August 1, 2010 at 9:57 am
HairShirt
The UK government stupidly tries to appease rather than confront this lunacy head on. And as for the taxpayer funding these, but of course – some may well see claiming benefits as the jeziyah tax that we owe them because they are Muslim and we are dhimmi.
August 1, 2010 at 2:28 pm
Ariadne
Medusa, you are brilliant and please do write to Mr Pickles.
August 1, 2010 at 2:30 pm
Ariadne
Yes, Yvetta. I remember years and years ago meeting someone from Fiji whose Muslim uncle had four wives. He was able to have them only because he was wealthy.
August 1, 2010 at 2:42 pm
Denis MacEoin
Yvetta, On polygamy in the UK. I think they get away with it because the wives are regarded as mistresses, and anyone can have as many mistresses as he wants. Naturally, the government doesn’t intervene in such matters. What we have to do is place Islamic marriage on the same legal footing as other forms, and ban polygamy. Then, if anyone has multiple wives, he will be in breach of the law. That in turn may necessitate the removal of shari’a courts, who currently carry out such marriages.
August 1, 2010 at 2:52 pm
charlene Hale
Well with Cameron so close to Clegg I am sure we can rely on them to enable further Islamisation of UK. How disgusting and yes probably many of them are taking benefits. Shame on Universities such as Manchester who allow the Islamisation of their institutions. Perhaps Manchester should issue all female students with hijabs. And of course if any Christian handed out literature defending their faith they would be criminalised. After Cameron’s posturing against Israel in Turkey one can be sure that the bar of history will judge him as a wilful and woefully naive craven leader who failed to address the true nature of Iran and her proxies.
August 1, 2010 at 5:23 pm
Yvetta Bagel
Ariadne, interesting about the Fijian man. I know Fiji slightly, and assumed all the people of Indian heritage there are Hindus.

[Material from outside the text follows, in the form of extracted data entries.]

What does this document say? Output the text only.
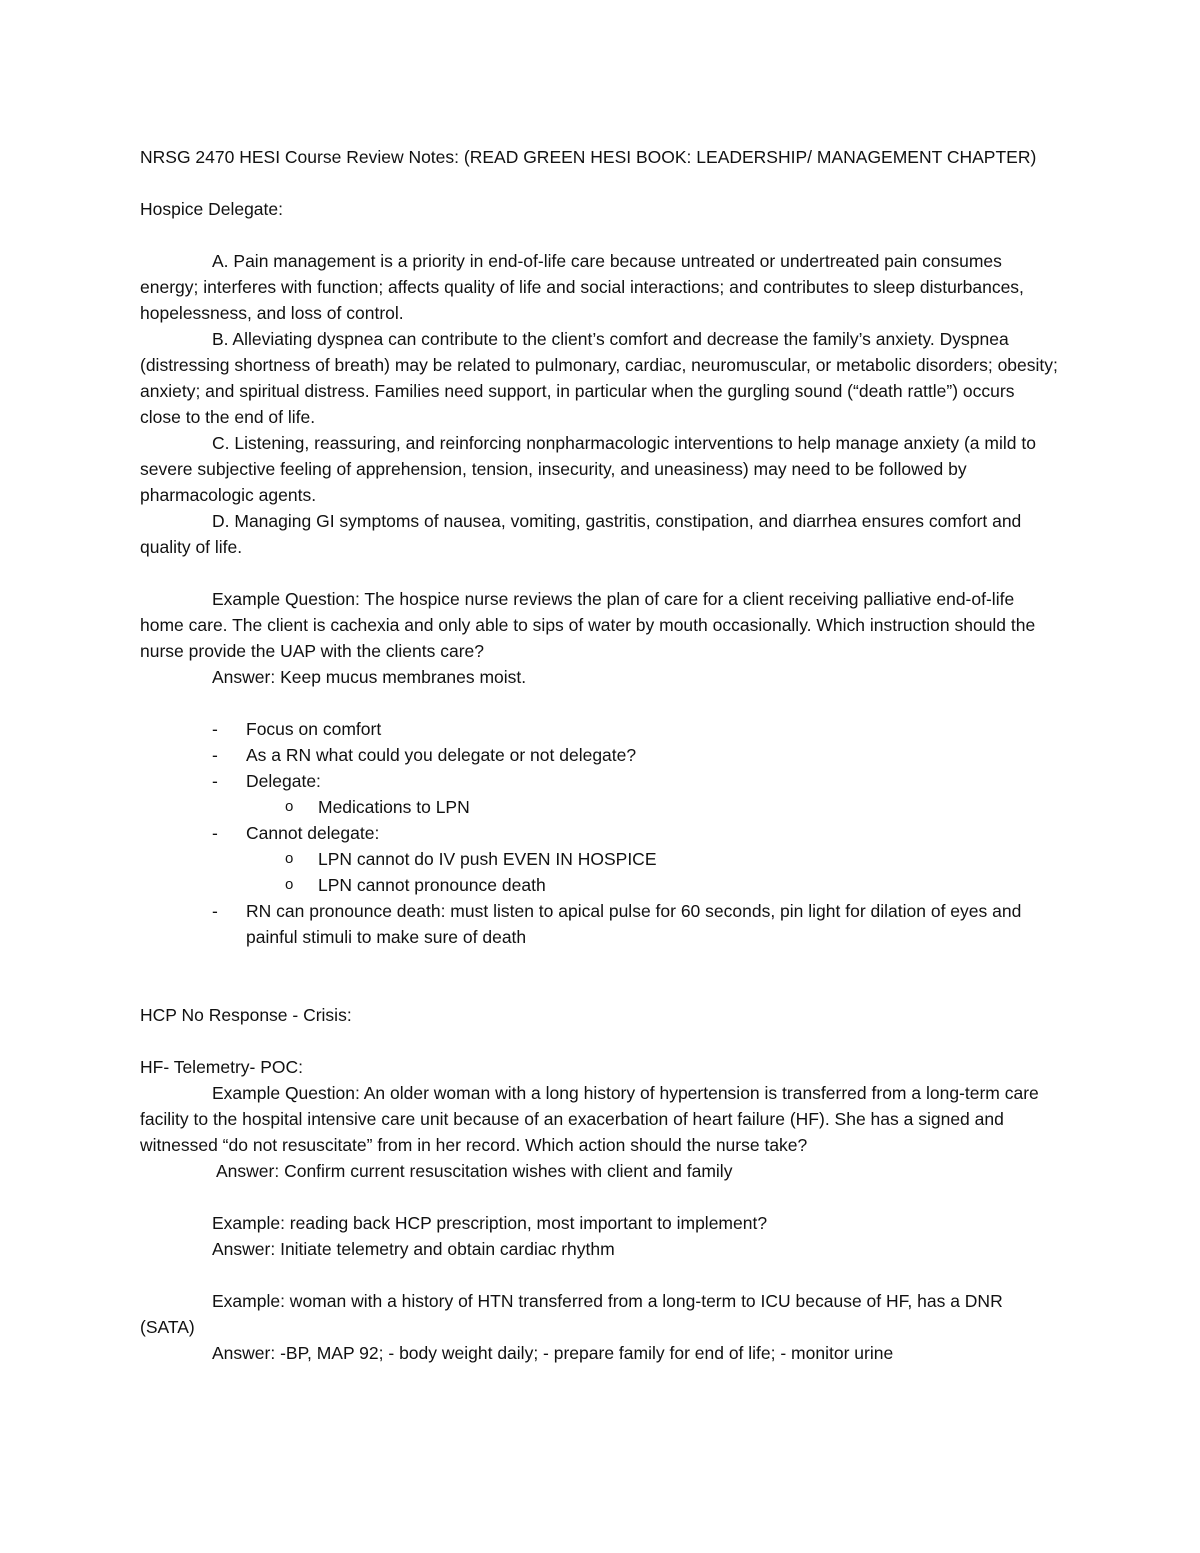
NRSG 2470 HESI Course Review Notes: (READ GREEN HESI BOOK: LEADERSHIP/ MANAGEMENT CHAPTER)

Hospice Delegate:

A. Pain management is a priority in end-of-life care because untreated or undertreated pain consumes energy; interferes with function; affects quality of life and social interactions; and contributes to sleep disturbances, hopelessness, and loss of control.

B. Alleviating dyspnea can contribute to the client’s comfort and decrease the family’s anxiety. Dyspnea (distressing shortness of breath) may be related to pulmonary, cardiac, neuromuscular, or metabolic disorders; obesity; anxiety; and spiritual distress. Families need support, in particular when the gurgling sound (“death rattle”) occurs close to the end of life.

C. Listening, reassuring, and reinforcing nonpharmacologic interventions to help manage anxiety (a mild to severe subjective feeling of apprehension, tension, insecurity, and uneasiness) may need to be followed by pharmacologic agents.

D. Managing GI symptoms of nausea, vomiting, gastritis, constipation, and diarrhea ensures comfort and quality of life.

Example Question: The hospice nurse reviews the plan of care for a client receiving palliative end-of-life home care. The client is cachexia and only able to sips of water by mouth occasionally. Which instruction should the nurse provide the UAP with the clients care?

Answer: Keep mucus membranes moist.

- Focus on comfort
- As a RN what could you delegate or not delegate?
- Delegate:
o Medications to LPN
- Cannot delegate:
o LPN cannot do IV push EVEN IN HOSPICE
o LPN cannot pronounce death
- RN can pronounce death: must listen to apical pulse for 60 seconds, pin light for dilation of eyes and painful stimuli to make sure of death

HCP No Response - Crisis:

HF- Telemetry- POC:

Example Question: An older woman with a long history of hypertension is transferred from a long-term care facility to the hospital intensive care unit because of an exacerbation of heart failure (HF). She has a signed and witnessed “do not resuscitate” from in her record. Which action should the nurse take?

Answer: Confirm current resuscitation wishes with client and family

Example: reading back HCP prescription, most important to implement?

Answer: Initiate telemetry and obtain cardiac rhythm

Example: woman with a history of HTN transferred from a long-term to ICU because of HF, has a DNR (SATA)

Answer: -BP, MAP 92; - body weight daily; - prepare family for end of life; - monitor urine
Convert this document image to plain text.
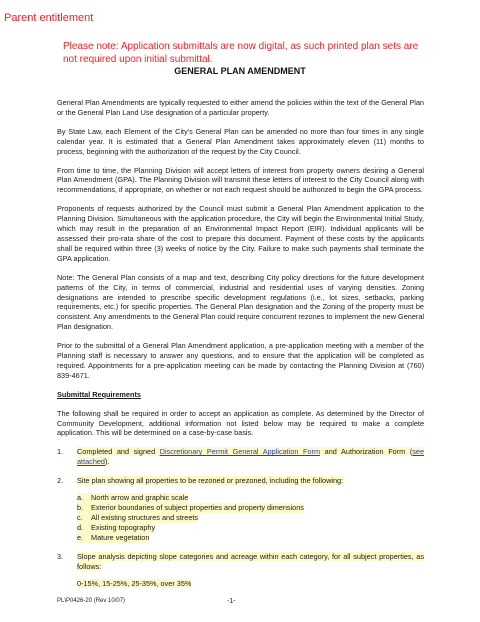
Parent entitlement
Please note: Application submittals are now digital, as such printed plan sets are not required upon initial submittal.
GENERAL PLAN AMENDMENT

General Plan Amendments are typically requested to either amend the policies within the text of the General Plan or the General Plan Land Use designation of a particular property.

By State Law, each Element of the City's General Plan can be amended no more than four times in any single calendar year. It is estimated that a General Plan Amendment takes approximately eleven (11) months to process, beginning with the authorization of the request by the City Council.

From time to time, the Planning Division will accept letters of interest from property owners desiring a General Plan Amendment (GPA). The Planning Division will transmit these letters of interest to the City Council along with recommendations, if appropriate, on whether or not each request should be authorized to begin the GPA process.

Proponents of requests authorized by the Council must submit a General Plan Amendment application to the Planning Division. Simultaneous with the application procedure, the City will begin the Environmental Initial Study, which may result in the preparation of an Environmental Impact Report (EIR). Individual applicants will be assessed their pro-rata share of the cost to prepare this document. Payment of these costs by the applicants shall be required within three (3) weeks of notice by the City. Failure to make such payments shall terminate the GPA application.

Note: The General Plan consists of a map and text, describing City policy directions for the future development patterns of the City, in terms of commercial, industrial and residential uses of varying densities. Zoning designations are intended to prescribe specific development regulations (i.e., lot sizes, setbacks, parking requirements, etc.) for specific properties. The General Plan designation and the Zoning of the property must be consistent. Any amendments to the General Plan could require concurrent rezones to implement the new General Plan designation.

Prior to the submittal of a General Plan Amendment application, a pre-application meeting with a member of the Planning staff is necessary to answer any questions, and to ensure that the application will be completed as required. Appointments for a pre-application meeting can be made by contacting the Planning Division at (760) 839-4671.

Submittal Requirements

The following shall be required in order to accept an application as complete. As determined by the Director of Community Development, additional information not listed below may be required to make a complete application. This will be determined on a case-by-case basis.

1.	Completed and signed Discretionary Permit General Application Form and Authorization Form (see attached).
2.	Site plan showing all properties to be rezoned or prezoned, including the following:
a.	North arrow and graphic scale
b.	Exterior boundaries of subject properties and property dimensions
c.	All existing structures and streets
d.	Existing topography
e.	Mature vegetation
3.	Slope analysis depicting slope categories and acreage within each category, for all subject properties, as follows:
0-15%, 15-25%, 25-35%, over 35%
PL\P0426-20 (Rev 10/07)	-1-
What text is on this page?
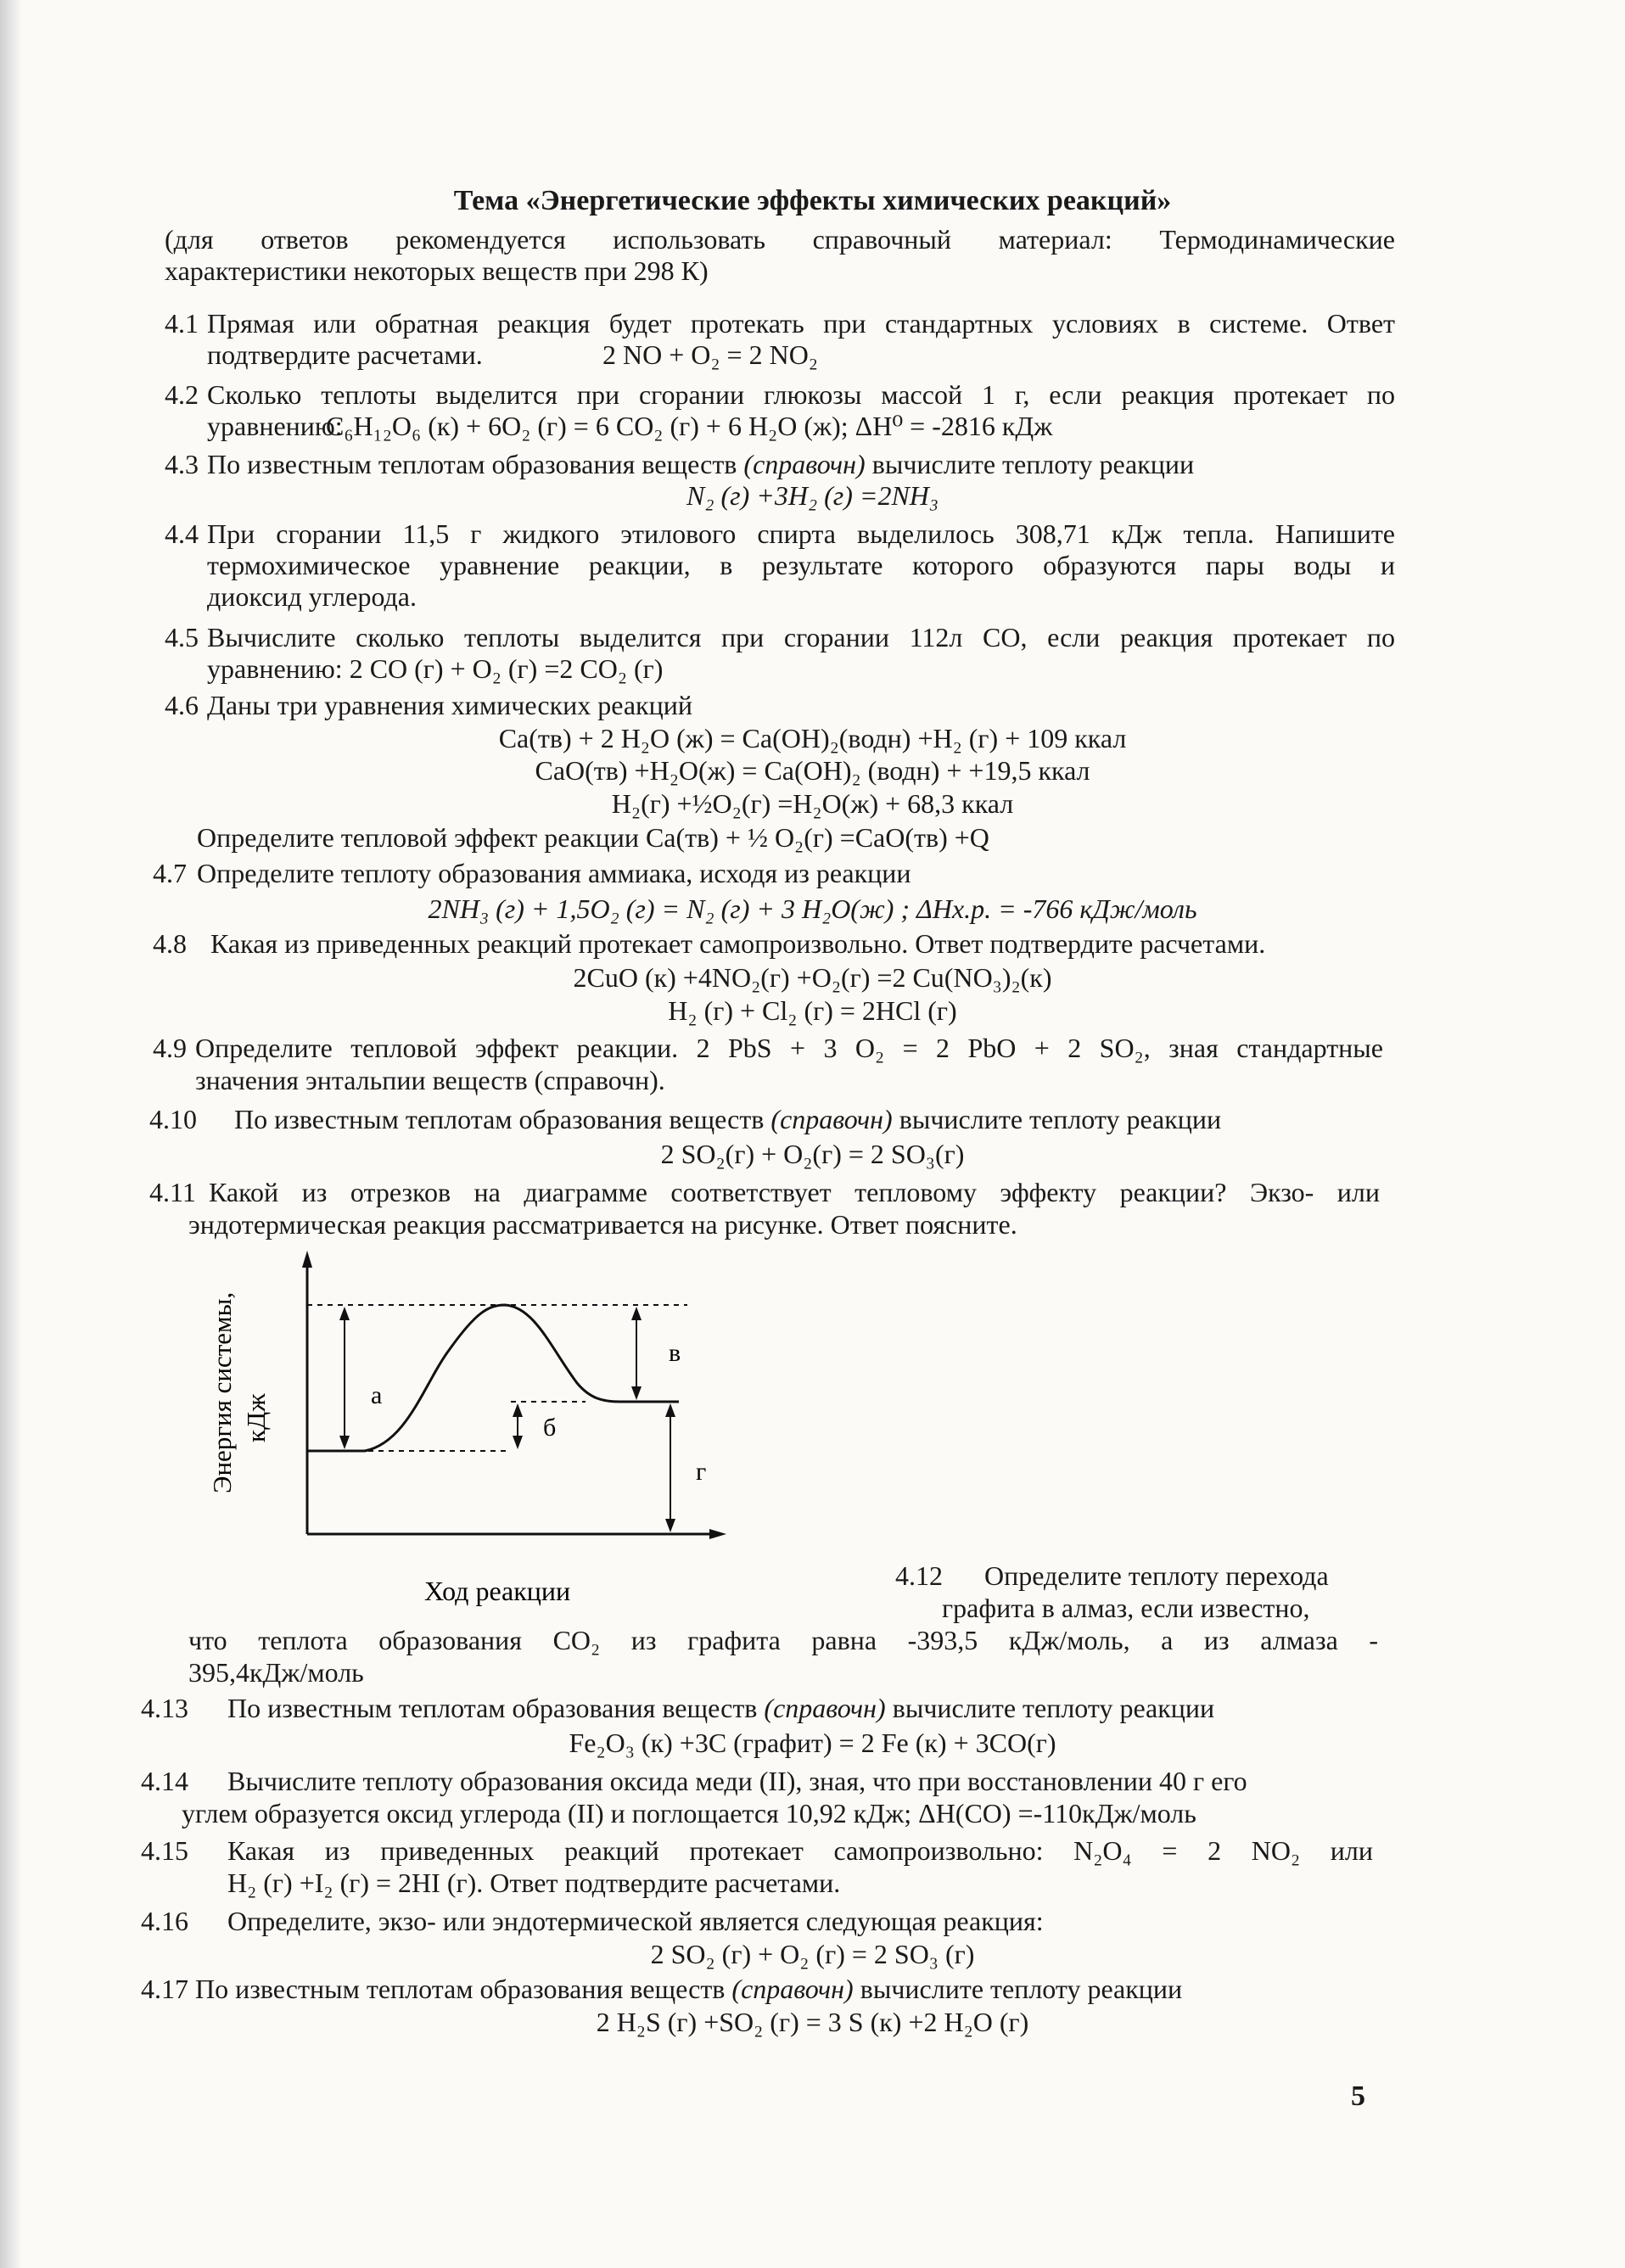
Тема «Энергетические эффекты химических реакций»
(для ответов рекомендуется использовать справочный материал: Термодинамические
характеристики некоторых веществ при 298 К)
4.1 Прямая или обратная реакция будет протекать при стандартных условиях в системе. Ответ
подтвердите расчетами.	2 NO + O₂ = 2 NO₂
4.2 Сколько теплоты выделится при сгорании глюкозы массой 1 г, если реакция протекает по
уравнению:
C₆H₁₂O₆ (к) + 6O₂ (г) = 6 CO₂ (г) + 6 H₂O (ж); ΔH⁰ = -2816 кДж
4.3 По известным теплотам образования веществ (справочн) вычислите теплоту реакции
N₂ (г) +3H₂ (г) =2NH₃
4.4 При сгорании 11,5 г жидкого этилового спирта выделилось 308,71 кДж тепла. Напишите
термохимическое уравнение реакции, в результате которого образуются пары воды и
диоксид углерода.
4.5 Вычислите сколько теплоты выделится при сгорании 112л CO, если реакция протекает по
уравнению: 2 CO (г) + O₂ (г) =2 CO₂ (г)
4.6 Даны три уравнения химических реакций
Ca(тв) + 2 H₂O (ж) = Ca(OH)₂(водн) +H₂ (г) + 109 ккал
CaO(тв) +H₂O(ж) = Ca(OH)₂ (водн) + +19,5 ккал
H₂(г) +½O₂(г) =H₂O(ж) + 68,3 ккал
Определите тепловой эффект реакции Ca(тв) + ½ O₂(г) =CaO(тв) +Q
4.7 Определите теплоту образования аммиака, исходя из реакции
2NH₃ (г) + 1,5O₂ (г) = N₂ (г) + 3 H₂O(ж) ; ΔHх.р. = -766 кДж/моль
4.8 Какая из приведенных реакций протекает самопроизвольно. Ответ подтвердите расчетами.
2CuO (к) +4NO₂(г) +O₂(г) =2 Cu(NO₃)₂(к)
H₂ (г) + Cl₂ (г) = 2HCl (г)
4.9 Определите тепловой эффект реакции. 2 PbS + 3 O₂ = 2 PbO + 2 SO₂, зная стандартные
значения энтальпии веществ (справочн).
4.10 По известным теплотам образования веществ (справочн) вычислите теплоту реакции
2 SO₂(г) + O₂(г) = 2 SO₃(г)
4.11 Какой из отрезков на диаграмме соответствует тепловому эффекту реакции? Экзо- или
эндотермическая реакция рассматривается на рисунке. Ответ поясните.
а
б
в
г
Энергия системы, кДж
Ход реакции	4.12 Определите теплоту перехода
графита в алмаз, если известно,
что теплота образования CO₂ из графита равна -393,5 кДж/моль, а из алмаза -
395,4кДж/моль
4.13 По известным теплотам образования веществ (справочн) вычислите теплоту реакции
Fe₂O₃ (к) +3C (графит) = 2 Fe (к) + 3CO(г)
4.14 Вычислите теплоту образования оксида меди (II), зная, что при восстановлении 40 г его
углем образуется оксид углерода (II) и поглощается 10,92 кДж; ΔH(CO) =-110кДж/моль
4.15 Какая из приведенных реакций протекает самопроизвольно: N₂O₄ = 2 NO₂ или
H₂ (г) +I₂ (г) = 2HI (г). Ответ подтвердите расчетами.
4.16 Определите, экзо- или эндотермической является следующая реакция:
2 SO₂ (г) + O₂ (г) = 2 SO₃ (г)
4.17 По известным теплотам образования веществ (справочн) вычислите теплоту реакции
2 H₂S (г) +SO₂ (г) = 3 S (к) +2 H₂O (г)
5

Denis, I thought they allow wives two, three and four into the UK so long as the marriages take place outside the UK, in locations where polygamy is legal.
Still, the situation you describe is in effect polygamy.
I despair, I really do!
August 1, 2010 at 6:49 pm
smtx01
@charlene, what exactly do you find so offensive about the Hijab?
August 2, 2010 at 5:54 am
pretzelberg
looking as if they had to practise being friendly
LOL!
Anyway: didn’t their very presence there mean they would inevitably interact with people of other faiths?
You should’ve asked them what the punshment is for such an evil sin.
August 5, 2010 at 5:57 pm
Medusa
Pretzelberg, I didn’t have to. My feeling is that they would have left there feeling dirty inside for having been bested in argument by a woman who knew as much about their religion as they did. I certainly hope they did.